HP gaming headset cools you down using thermoelectrics
One of the worst things about over-the-ear and on-ear headsets is that they tend to feel hot and uncomfortable after a few hours, especially if you live in a muggy environment. HP has just announced a pair of headphones that can keep you cool even during whole-day gaming sessions -- unlike other similar options, though, they don't use fans or cooling gels. At the HP Gaming Festival in Beijing, the tech giant has launched a number of new devices under its Omen gaming line, including the Mindframe headset that uses a patented thermoelectric cooling technique.

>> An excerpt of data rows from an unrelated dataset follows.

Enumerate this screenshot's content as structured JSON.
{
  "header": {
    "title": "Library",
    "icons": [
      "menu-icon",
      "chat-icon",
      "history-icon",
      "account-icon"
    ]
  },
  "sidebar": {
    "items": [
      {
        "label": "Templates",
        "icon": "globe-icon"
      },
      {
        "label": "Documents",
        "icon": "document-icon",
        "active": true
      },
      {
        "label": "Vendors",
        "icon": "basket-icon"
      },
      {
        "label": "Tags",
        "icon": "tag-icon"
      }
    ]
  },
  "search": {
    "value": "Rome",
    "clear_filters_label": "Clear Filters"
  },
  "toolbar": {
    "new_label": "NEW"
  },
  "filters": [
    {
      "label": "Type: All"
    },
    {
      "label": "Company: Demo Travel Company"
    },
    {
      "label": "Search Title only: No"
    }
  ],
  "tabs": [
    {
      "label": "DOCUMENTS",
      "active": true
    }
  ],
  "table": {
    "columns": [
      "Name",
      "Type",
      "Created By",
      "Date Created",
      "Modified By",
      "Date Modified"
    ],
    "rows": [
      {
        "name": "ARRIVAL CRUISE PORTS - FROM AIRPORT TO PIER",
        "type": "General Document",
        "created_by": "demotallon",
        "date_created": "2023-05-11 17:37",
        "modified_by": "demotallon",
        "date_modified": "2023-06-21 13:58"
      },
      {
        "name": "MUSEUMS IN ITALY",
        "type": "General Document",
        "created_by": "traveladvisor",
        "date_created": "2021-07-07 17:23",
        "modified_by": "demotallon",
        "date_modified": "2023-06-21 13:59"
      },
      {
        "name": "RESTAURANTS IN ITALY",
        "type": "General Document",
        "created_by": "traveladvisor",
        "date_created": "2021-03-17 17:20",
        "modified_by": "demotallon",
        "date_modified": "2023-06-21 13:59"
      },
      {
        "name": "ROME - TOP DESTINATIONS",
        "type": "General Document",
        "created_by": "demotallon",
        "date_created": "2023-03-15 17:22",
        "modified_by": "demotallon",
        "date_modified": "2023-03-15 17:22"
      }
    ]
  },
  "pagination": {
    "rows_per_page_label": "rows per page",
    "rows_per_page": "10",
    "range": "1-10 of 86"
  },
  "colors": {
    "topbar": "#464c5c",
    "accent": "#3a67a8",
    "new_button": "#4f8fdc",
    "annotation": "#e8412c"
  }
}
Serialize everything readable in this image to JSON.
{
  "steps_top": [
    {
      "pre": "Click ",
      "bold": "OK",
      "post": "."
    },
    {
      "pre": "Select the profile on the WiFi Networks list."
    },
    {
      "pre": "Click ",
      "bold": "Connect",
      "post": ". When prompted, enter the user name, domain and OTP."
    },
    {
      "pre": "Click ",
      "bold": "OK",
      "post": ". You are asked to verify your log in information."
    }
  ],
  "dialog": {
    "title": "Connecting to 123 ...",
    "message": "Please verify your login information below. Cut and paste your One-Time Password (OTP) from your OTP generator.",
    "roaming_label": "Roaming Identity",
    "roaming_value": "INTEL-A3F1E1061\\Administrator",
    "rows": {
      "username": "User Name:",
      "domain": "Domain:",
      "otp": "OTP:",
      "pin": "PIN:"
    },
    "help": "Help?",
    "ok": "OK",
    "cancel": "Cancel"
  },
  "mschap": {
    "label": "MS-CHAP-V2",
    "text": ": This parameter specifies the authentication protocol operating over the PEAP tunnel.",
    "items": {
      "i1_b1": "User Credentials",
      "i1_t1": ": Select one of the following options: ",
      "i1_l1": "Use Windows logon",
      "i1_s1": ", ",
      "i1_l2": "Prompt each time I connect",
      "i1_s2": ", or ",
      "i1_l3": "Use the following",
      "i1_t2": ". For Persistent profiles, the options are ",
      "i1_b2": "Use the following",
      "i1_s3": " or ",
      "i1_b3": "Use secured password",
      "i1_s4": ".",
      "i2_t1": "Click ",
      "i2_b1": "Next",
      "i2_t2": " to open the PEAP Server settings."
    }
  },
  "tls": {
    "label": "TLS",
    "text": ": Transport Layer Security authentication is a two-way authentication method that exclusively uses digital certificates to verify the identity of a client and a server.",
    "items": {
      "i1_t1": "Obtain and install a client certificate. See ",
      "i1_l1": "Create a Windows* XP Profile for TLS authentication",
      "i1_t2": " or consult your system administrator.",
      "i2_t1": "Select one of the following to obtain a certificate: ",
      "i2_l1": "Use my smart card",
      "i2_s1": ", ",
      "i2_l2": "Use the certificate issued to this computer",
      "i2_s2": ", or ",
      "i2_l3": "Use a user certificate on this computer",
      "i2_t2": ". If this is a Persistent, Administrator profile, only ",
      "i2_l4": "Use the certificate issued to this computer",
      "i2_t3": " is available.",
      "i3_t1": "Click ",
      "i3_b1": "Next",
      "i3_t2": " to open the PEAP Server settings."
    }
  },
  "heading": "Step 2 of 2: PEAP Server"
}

The headphones have a thermoelectric device inside their earcups that conducts heat from the acoustic chamber and directs it outside. Engadget Senior Editor Devindra Hardawar got to hold a sample of the device, and he said it was like having an AC pressed against the palm of his hand.
Soon we can spend 16 straight hours in VR without sweating all over the headset/phones.
(Score: 2) by takyon on Wednesday May 30 2018, @08:43PM (2 children)
Online, and in the virtual world, nobody knows you are a bald head girl.
Westerners don't have the myth and the target audience in South Korea probably does not care:
https://en.wikipedia.org/wiki/Fan_death [wikipedia.org]
[SIG] 10/28/2017: Soylent Upgrade v14 [soylentnews.org]
(Score: 2) by VLM on Wednesday May 30 2018, @08:52PM (1 child)
Whos getting the better deal out of internet culture? The west gets the "red pill" to modernize, rationalize, and reality (re)base politics and gender relations, the Koreans get the "kimchi pill" which merely mythbusts the dreaded fan death syndrome.
(Score: 0) by Anonymous Coward on Thursday May 31 2018, @01:18AM
Well we are subjected to your red piller crap, so I'm going with native English speakers are getting the short end of the stick. Thankfully the short stick fits on the short bus we have to ride with you.